Re: [GIT PULL] First set of block changes for 4.14-rc1

Ming Lei <ming.lei@xxxxxxxxxx> · Fri, 8 Sep 2017 10:25:26 +0800

On Thu, Sep 07, 2017 at 01:47:44PM -0600, Jens Axboe wrote:
> On 09/07/2017 01:38 PM, Linus Torvalds wrote:
> > On Thu, Sep 7, 2017 at 12:27 PM, Jens Axboe <axboe@xxxxxxxxx> wrote:
> >>
> >> Which was committed yesterday? It was not from my tree. I try to keep
> >> an eye out for potential conflicts or issues.
> > 
> > It was from Andrew, so I'm assuming it was in linux-next. Not as a git
> > tree, but as the usual akpm branch.
> > 
> > I'm not sure why I didn't see any reports from linux-next about it,
> > though - and I looked.
> > 
> > There was no actual visible merge problem, because the conflict was
> > not a data conflict but a semantic one.
> > 
> > But the issue showed up for a trivial allmodconfig build, so it
> > *should* have been caught automatically.
> > 
> > But it's not even the conflict that annoys me.
> > 
> > It's the *reason* for the conflict - the block layer churn that you
> > said was done. We've had too much of it.
> > 
> >>> We need *stability* by now, after these crazy changes. Make sure
> >>> that happens.
> 
> I might have missed a build notice from linux-next, since I know for a
> fact that all my stuff is in -next, updated daily, and Andrew's tree
> definitely is too.
> 
> >> I am pushing back, but I can't embargo any sort of API change. This one has
> >> good reasoning behind it, which is actually nicely explained in the commit
> >> itself. It's not pointless churn, which I would define as change just for
> >> the sake of change itself. Or pointless cleanups.
> > 
> > You can definitely put your foot down on any more random changes to
> > the bio infrastructure. Including for good reasons.
> 
> And I am, but this one wasn't random. As I said, some of the previous
> releases have had more frivolous changes that should have been pushed
> back harder on. And particularly nvme, where fixes that go in after the
> merge window have been doing pointless cleanups while fixing issues,
> causing unnecessary pain for the next release. I am definitely pushing
> back hard on those, just last week after more of that showed up.
> 
> You'll see exactly one of those when I send in the next merge request,
> which sucks, and which was the reason the yelling in that area recently.
> 
> > We have had some serious issues in the block layer - and I'm not
> > talking about the merge conflicts. I'm talking about just the
> > collateral damage, with things like SCSI having to revert using blk-mq
> > by default etc.
> 
> I'm a bit puzzled as to why the suspend/resume thing has existed for so
> long, honestly. But some of these issues don't show themselves until you
> flip the switch. A lot of the production setups have been using scsi-mq
> for YEARS without issues, but obviously they don't hit this. Given how
> big of a switch this is, it's hard to avoid minor fallout. We're dealing
> with it.

Hi Jens,

If you mean the I/O hang during suspend/resume reported by Oleksandr,
that shouldn't be blk-mq only. The root cause is in SCSI's quiesce
design(even in blk-mq's quiesce, but no such issue because no new
request is allocated in the context which queue is quiesced.)

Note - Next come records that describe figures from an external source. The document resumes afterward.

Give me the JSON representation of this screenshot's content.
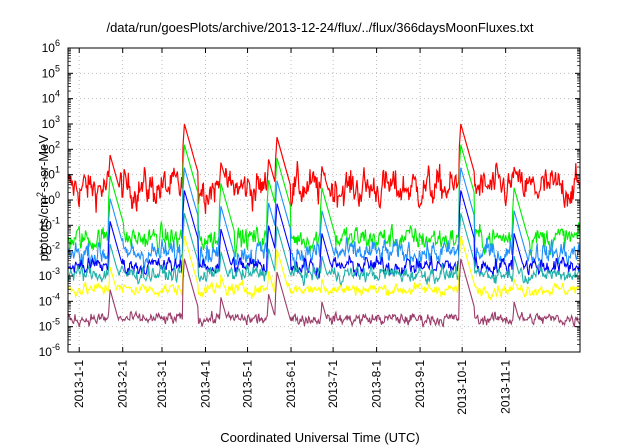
{
  "chart_data": {
    "type": "line",
    "title": "/data/run/goesPlots/archive/2013-12-24/flux/../flux/366daysMoonFluxes.txt",
    "xlabel": "Coordinated Universal Time (UTC)",
    "ylabel_main": "protons/cm",
    "ylabel_sup": "2",
    "ylabel_tail": "-s-sr-MeV",
    "yscale": "log",
    "ylim": [
      1e-06,
      1000000
    ],
    "yticks": [
      {
        "exp": "-6",
        "value": 1e-06
      },
      {
        "exp": "-5",
        "value": 1e-05
      },
      {
        "exp": "-4",
        "value": 0.0001
      },
      {
        "exp": "-3",
        "value": 0.001
      },
      {
        "exp": "-2",
        "value": 0.01
      },
      {
        "exp": "-1",
        "value": 0.1
      },
      {
        "exp": "0",
        "value": 1
      },
      {
        "exp": "1",
        "value": 10
      },
      {
        "exp": "2",
        "value": 100
      },
      {
        "exp": "3",
        "value": 1000
      },
      {
        "exp": "4",
        "value": 10000
      },
      {
        "exp": "5",
        "value": 100000
      },
      {
        "exp": "6",
        "value": 1000000
      }
    ],
    "ytick_base": "10",
    "xlim": [
      "2012-12-24",
      "2013-12-24"
    ],
    "xticks": [
      "2013-1-1",
      "2013-2-1",
      "2013-3-1",
      "2013-4-1",
      "2013-5-1",
      "2013-6-1",
      "2013-7-1",
      "2013-8-1",
      "2013-9-1",
      "2013-10-1",
      "2013-11-1"
    ],
    "xtick_dates": [
      "2013-01-01",
      "2013-02-01",
      "2013-03-01",
      "2013-04-01",
      "2013-05-01",
      "2013-06-01",
      "2013-07-01",
      "2013-08-01",
      "2013-09-01",
      "2013-10-01",
      "2013-11-01"
    ],
    "grid": true,
    "events": [
      {
        "date": "2013-01-23",
        "peak": 60
      },
      {
        "date": "2013-03-17",
        "peak": 1000
      },
      {
        "date": "2013-04-12",
        "peak": 30
      },
      {
        "date": "2013-05-16",
        "peak": 40
      },
      {
        "date": "2013-05-22",
        "peak": 300
      },
      {
        "date": "2013-06-23",
        "peak": 20
      },
      {
        "date": "2013-09-30",
        "peak": 1000
      },
      {
        "date": "2013-11-07",
        "peak": 20
      }
    ],
    "series": [
      {
        "color": "#ff0000",
        "baseline": 3,
        "noise": 0.45
      },
      {
        "color": "#00ee00",
        "baseline": 0.03,
        "noise": 0.3
      },
      {
        "color": "#1e90ff",
        "baseline": 0.008,
        "noise": 0.3
      },
      {
        "color": "#0000ff",
        "baseline": 0.0025,
        "noise": 0.22
      },
      {
        "color": "#20b2aa",
        "baseline": 0.0012,
        "noise": 0.2
      },
      {
        "color": "#ffff00",
        "baseline": 0.0003,
        "noise": 0.15
      },
      {
        "color": "#9b3d6a",
        "baseline": 2e-05,
        "noise": 0.15
      }
    ]
  }
}
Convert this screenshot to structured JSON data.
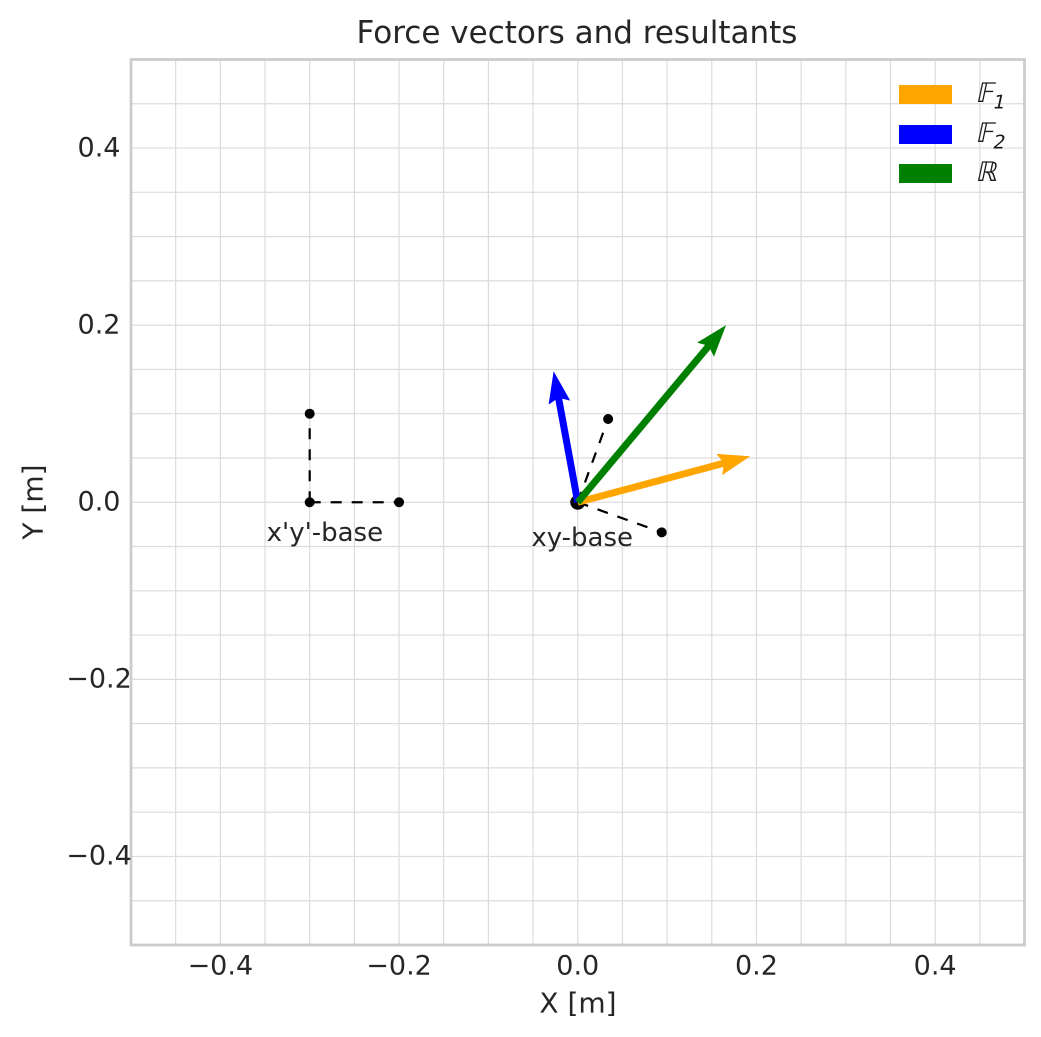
{
  "chart_data": {
    "type": "quiver",
    "title": "Force vectors and resultants",
    "xlabel": "X [m]",
    "ylabel": "Y [m]",
    "xlim": [
      -0.5,
      0.5
    ],
    "ylim": [
      -0.5,
      0.5
    ],
    "xticks": [
      -0.4,
      -0.2,
      0.0,
      0.2,
      0.4
    ],
    "yticks": [
      -0.4,
      -0.2,
      0.0,
      0.2,
      0.4
    ],
    "grid": true,
    "grid_step": 0.05,
    "legend_position": "upper right",
    "vectors": [
      {
        "name": "F1",
        "label_symbol": "𝔽",
        "label_sub": "1",
        "color": "#ffa500",
        "origin": [
          0,
          0
        ],
        "tip": [
          0.193,
          0.052
        ]
      },
      {
        "name": "F2",
        "label_symbol": "𝔽",
        "label_sub": "2",
        "color": "#0000ff",
        "origin": [
          0,
          0
        ],
        "tip": [
          -0.027,
          0.148
        ]
      },
      {
        "name": "R",
        "label_symbol": "ℝ",
        "label_sub": "",
        "color": "#008000",
        "origin": [
          0,
          0
        ],
        "tip": [
          0.166,
          0.2
        ]
      }
    ],
    "frames": [
      {
        "label": "x'y'-base",
        "origin": [
          -0.3,
          0.0
        ],
        "x_end": [
          -0.2,
          0.0
        ],
        "y_end": [
          -0.3,
          0.1
        ],
        "label_pos": [
          -0.283,
          -0.035
        ],
        "origin_dot": "small"
      },
      {
        "label": "xy-base",
        "origin": [
          0.0,
          0.0
        ],
        "x_end": [
          0.094,
          -0.034
        ],
        "y_end": [
          0.034,
          0.094
        ],
        "label_pos": [
          0.005,
          -0.04
        ],
        "origin_dot": "large"
      }
    ]
  },
  "styles": {
    "background": "#ffffff",
    "grid_color": "#dcdcdc",
    "spine_color": "#cccccc",
    "text_color": "#262626",
    "frame_line_color": "#000000"
  }
}
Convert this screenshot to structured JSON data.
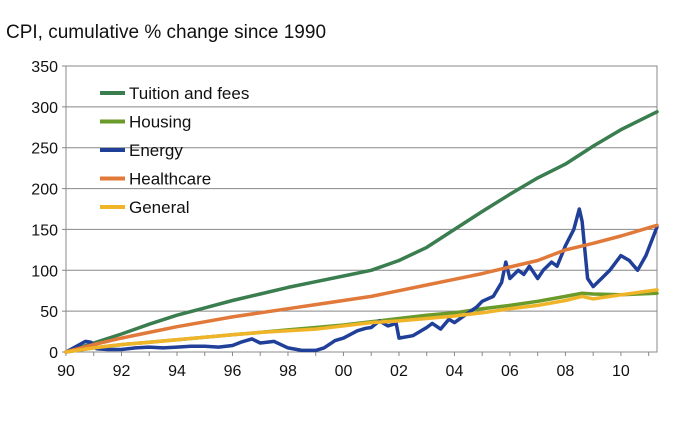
{
  "chart_data": {
    "type": "line",
    "title": "CPI, cumulative % change since 1990",
    "xlabel": "",
    "ylabel": "",
    "xlim": [
      1990,
      2011.3
    ],
    "ylim": [
      0,
      350
    ],
    "yticks": [
      0,
      50,
      100,
      150,
      200,
      250,
      300,
      350
    ],
    "xticks": [
      {
        "value": 1990,
        "label": "90"
      },
      {
        "value": 1992,
        "label": "92"
      },
      {
        "value": 1994,
        "label": "94"
      },
      {
        "value": 1996,
        "label": "96"
      },
      {
        "value": 1998,
        "label": "98"
      },
      {
        "value": 2000,
        "label": "00"
      },
      {
        "value": 2002,
        "label": "02"
      },
      {
        "value": 2004,
        "label": "04"
      },
      {
        "value": 2006,
        "label": "06"
      },
      {
        "value": 2008,
        "label": "08"
      },
      {
        "value": 2010,
        "label": "10"
      }
    ],
    "legend_position": "top-left",
    "series": [
      {
        "name": "Tuition and fees",
        "color": "#3a7d4f",
        "x": [
          1990,
          1991,
          1992,
          1993,
          1994,
          1995,
          1996,
          1997,
          1998,
          1999,
          2000,
          2001,
          2002,
          2003,
          2004,
          2005,
          2006,
          2007,
          2008,
          2009,
          2010,
          2011.3
        ],
        "y": [
          0,
          11,
          22,
          34,
          45,
          54,
          63,
          71,
          79,
          86,
          93,
          100,
          112,
          128,
          150,
          172,
          193,
          213,
          230,
          252,
          272,
          294
        ]
      },
      {
        "name": "Housing",
        "color": "#6a9a2a",
        "x": [
          1990,
          1991,
          1992,
          1993,
          1994,
          1995,
          1996,
          1997,
          1998,
          1999,
          2000,
          2001,
          2002,
          2003,
          2004,
          2005,
          2006,
          2007,
          2008,
          2008.6,
          2009,
          2010,
          2011.3
        ],
        "y": [
          0,
          5,
          9,
          12,
          15,
          18,
          21,
          24,
          27,
          30,
          33,
          37,
          41,
          45,
          48,
          53,
          57,
          62,
          68,
          72,
          71,
          70,
          72
        ]
      },
      {
        "name": "Energy",
        "color": "#1f3f99",
        "x": [
          1990,
          1990.7,
          1990.9,
          1991.1,
          1991.5,
          1992,
          1992.5,
          1993,
          1993.5,
          1994,
          1994.5,
          1995,
          1995.5,
          1996,
          1996.3,
          1996.7,
          1997,
          1997.5,
          1998,
          1998.5,
          1999,
          1999.3,
          1999.7,
          2000,
          2000.5,
          2000.8,
          2001,
          2001.3,
          2001.6,
          2001.9,
          2002,
          2002.5,
          2003,
          2003.2,
          2003.5,
          2003.8,
          2004,
          2004.5,
          2004.8,
          2005,
          2005.4,
          2005.7,
          2005.85,
          2006,
          2006.3,
          2006.5,
          2006.7,
          2007,
          2007.2,
          2007.5,
          2007.7,
          2008,
          2008.3,
          2008.5,
          2008.6,
          2008.8,
          2009,
          2009.3,
          2009.6,
          2010,
          2010.3,
          2010.6,
          2010.9,
          2011.3
        ],
        "y": [
          0,
          13,
          12,
          4,
          3,
          3,
          5,
          6,
          5,
          6,
          7,
          7,
          6,
          8,
          12,
          16,
          11,
          13,
          5,
          2,
          2,
          5,
          14,
          17,
          26,
          29,
          30,
          38,
          32,
          35,
          17,
          20,
          30,
          35,
          28,
          40,
          36,
          48,
          55,
          62,
          68,
          85,
          110,
          90,
          100,
          95,
          105,
          90,
          100,
          110,
          105,
          130,
          150,
          175,
          160,
          90,
          80,
          90,
          100,
          118,
          112,
          100,
          118,
          153
        ]
      },
      {
        "name": "Healthcare",
        "color": "#e0793a",
        "x": [
          1990,
          1991,
          1992,
          1993,
          1994,
          1995,
          1996,
          1997,
          1998,
          1999,
          2000,
          2001,
          2002,
          2003,
          2004,
          2005,
          2006,
          2007,
          2008,
          2009,
          2010,
          2011.3
        ],
        "y": [
          0,
          9,
          17,
          24,
          31,
          37,
          43,
          48,
          53,
          58,
          63,
          68,
          75,
          82,
          89,
          96,
          104,
          112,
          125,
          133,
          142,
          155
        ]
      },
      {
        "name": "General",
        "color": "#f0b429",
        "x": [
          1990,
          1991,
          1992,
          1993,
          1994,
          1995,
          1996,
          1997,
          1998,
          1999,
          2000,
          2001,
          2002,
          2003,
          2004,
          2005,
          2006,
          2007,
          2008,
          2008.6,
          2009,
          2010,
          2011.3
        ],
        "y": [
          0,
          5,
          9,
          12,
          15,
          18,
          21,
          24,
          26,
          28,
          32,
          36,
          38,
          41,
          44,
          48,
          53,
          57,
          63,
          68,
          65,
          70,
          76
        ]
      }
    ]
  }
}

The issue is a bit long-term, since Cathy can reproduce this kind of
I/O hang on 2.6.32 based kernel.

I am working on fixing that[1], but looks the preempt quiesce still
need to be nested, so will post out V4 with supporting nested preempt
quiesce.

The real SCSI_MQ regression is the report of 'SCSI-MQ performance
regression'[2], and the commit of 'scsi: default to scsi-mq' was
reverted after this report. Patch for this regression has been
posted for several round, and the V4 [3] should be ready for merge, looks
it is ignored because of the merge timing?

[1] https://marc.info/?l=linux-scsi&m=150435774503165&w=2
[2] https://marc.info/?l=linux-kernel&m=150271934904399&w=2
[3] https://marc.info/?t=150436555700002&r=1&w=2

-- 
Ming